Critical Damping: $\Gamma^2 = 4M$ via Characteristic Equation

Noise-free oscillator: \[ M\,\ddot x + \Gamma\,\dot x + \beta\,x = 0 \] Ansatz $x(t)=e^{\lambda t}$ gives: \[ M\lambda^2 + \Gamma\lambda + \beta = 0 \] For a double root: $\Gamma^2 - 4M\beta = 0 \implies \Gamma^2 = 4M\beta$. Setting $\beta=1$ yields $\Gamma^2 = 4M$. Critical damping removes oscillations but preserves maximal inertia for the fastest return to equilibrium.

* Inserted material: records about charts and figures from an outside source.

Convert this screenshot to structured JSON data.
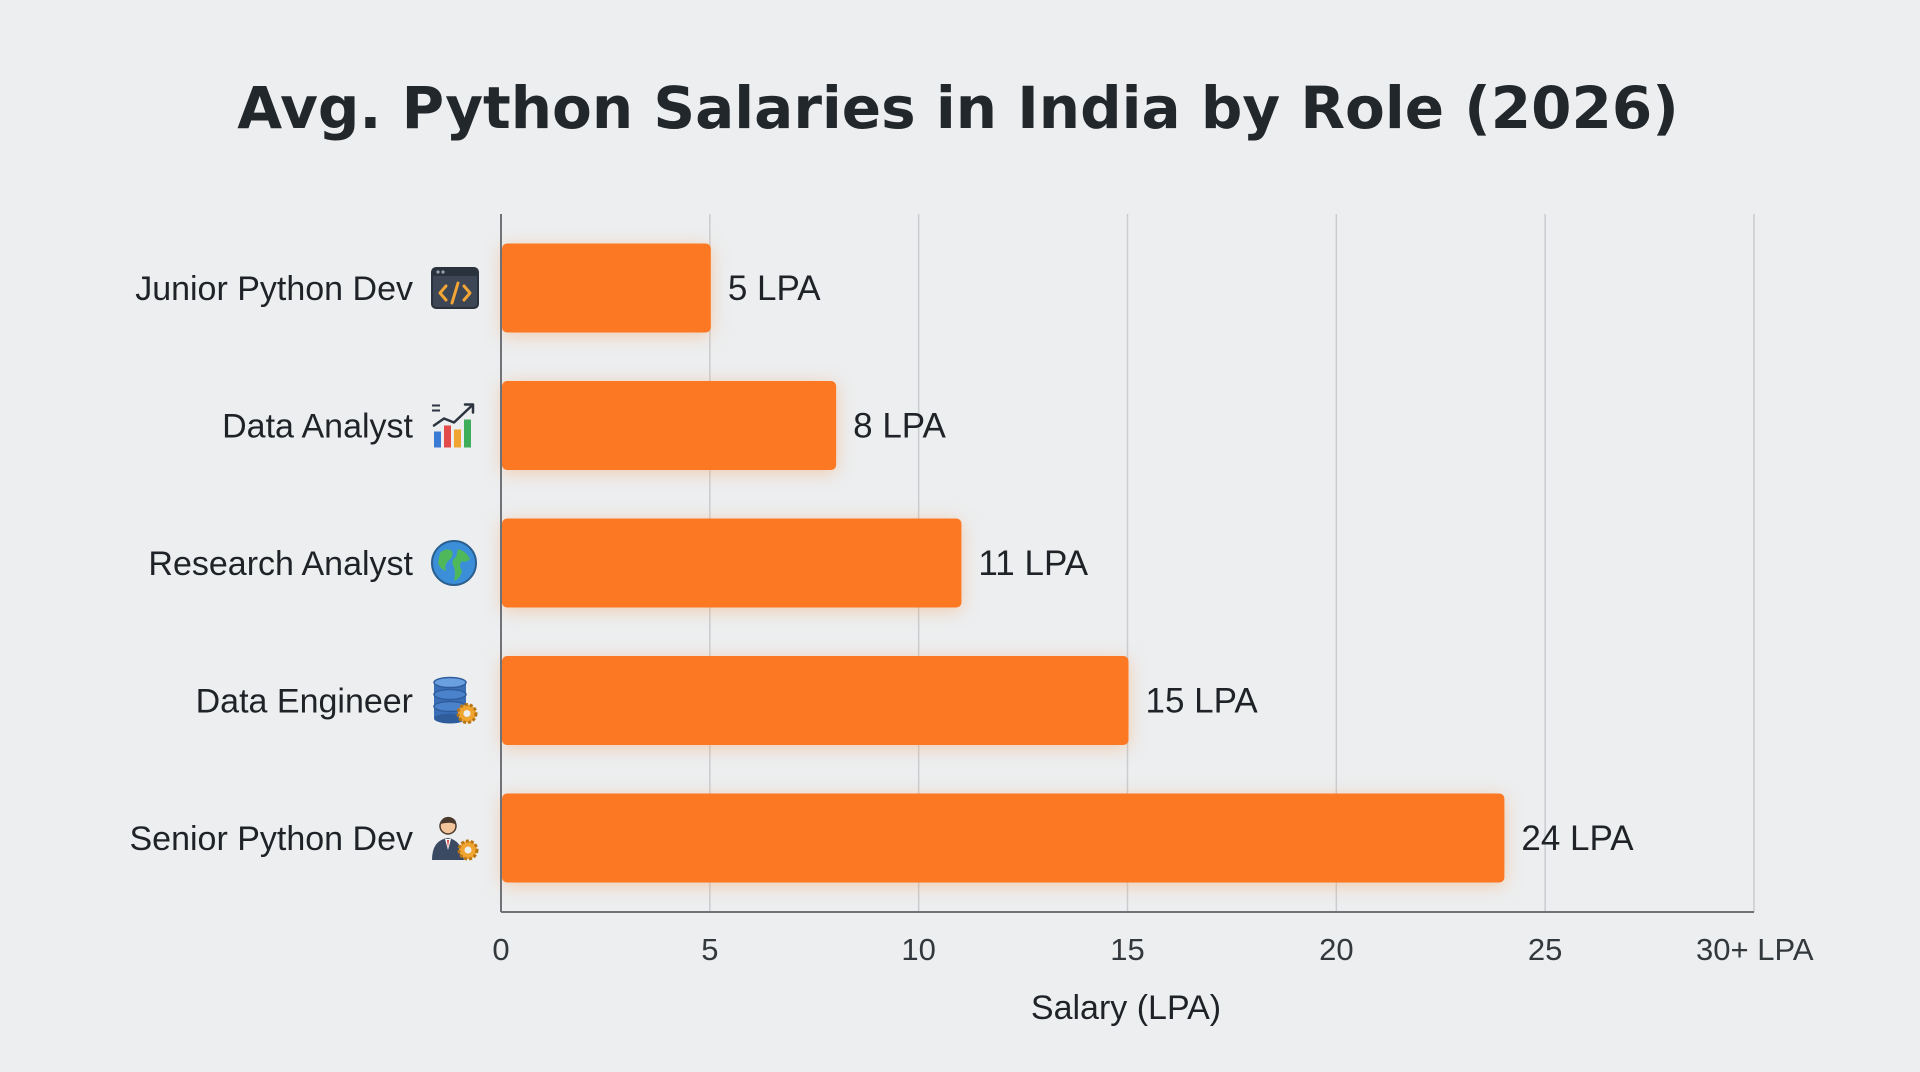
{
  "chart_data": {
    "type": "bar",
    "orientation": "horizontal",
    "title": "Avg. Python Salaries in India by Role (2026)",
    "xlabel": "Salary (LPA)",
    "ylabel": "",
    "categories": [
      "Junior Python Dev",
      "Data Analyst",
      "Research Analyst",
      "Data Engineer",
      "Senior Python Dev"
    ],
    "values": [
      5,
      8,
      11,
      15,
      24
    ],
    "value_labels": [
      "5 LPA",
      "8 LPA",
      "11 LPA",
      "15 LPA",
      "24 LPA"
    ],
    "category_icons": [
      "code-window-icon",
      "bar-chart-icon",
      "globe-icon",
      "database-gear-icon",
      "person-gear-icon"
    ],
    "xlim": [
      0,
      30
    ],
    "x_ticks": [
      0,
      5,
      10,
      15,
      20,
      25,
      30
    ],
    "x_tick_labels": [
      "0",
      "5",
      "10",
      "15",
      "20",
      "25",
      "30+ LPA"
    ],
    "grid": "vertical",
    "bar_color": "#fd7822",
    "background_color": "#eceef0"
  }
}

Score Matching Needs Only the $v$-Score

The joint density factorizes: $p_t(x,v)=p_t(x)\,p_t(v\mid x)$. The score is: \[ \nabla_{(x,v)}\log p_t = (\nabla_x,\nabla_v) = (*,\nabla_v\log p_t(v\mid x)) \] In the reverse-time ODE, the diffusion matrix zeros out the $x$-component, so we only learn: \[ s_\theta(x,v,t) \approx \nabla_v\log p_t(v\mid x) \] We implement this via the $ε$-prediction trick: the network predicts the injected velocity noise component ε.

Practical Takeaways

Inertia (momentum) turns local jiggles into ballistic motion—drastically faster mixing.
Critical damping ($\Gamma^2=4M$) is the sweet spot: no oscillations, maximum inertia.
Simplified score: only the velocity channel requires denoising.

By blending classical physics with modern deep learning, CLD achieves state-of-the-art sampling efficiency in score-based generative models.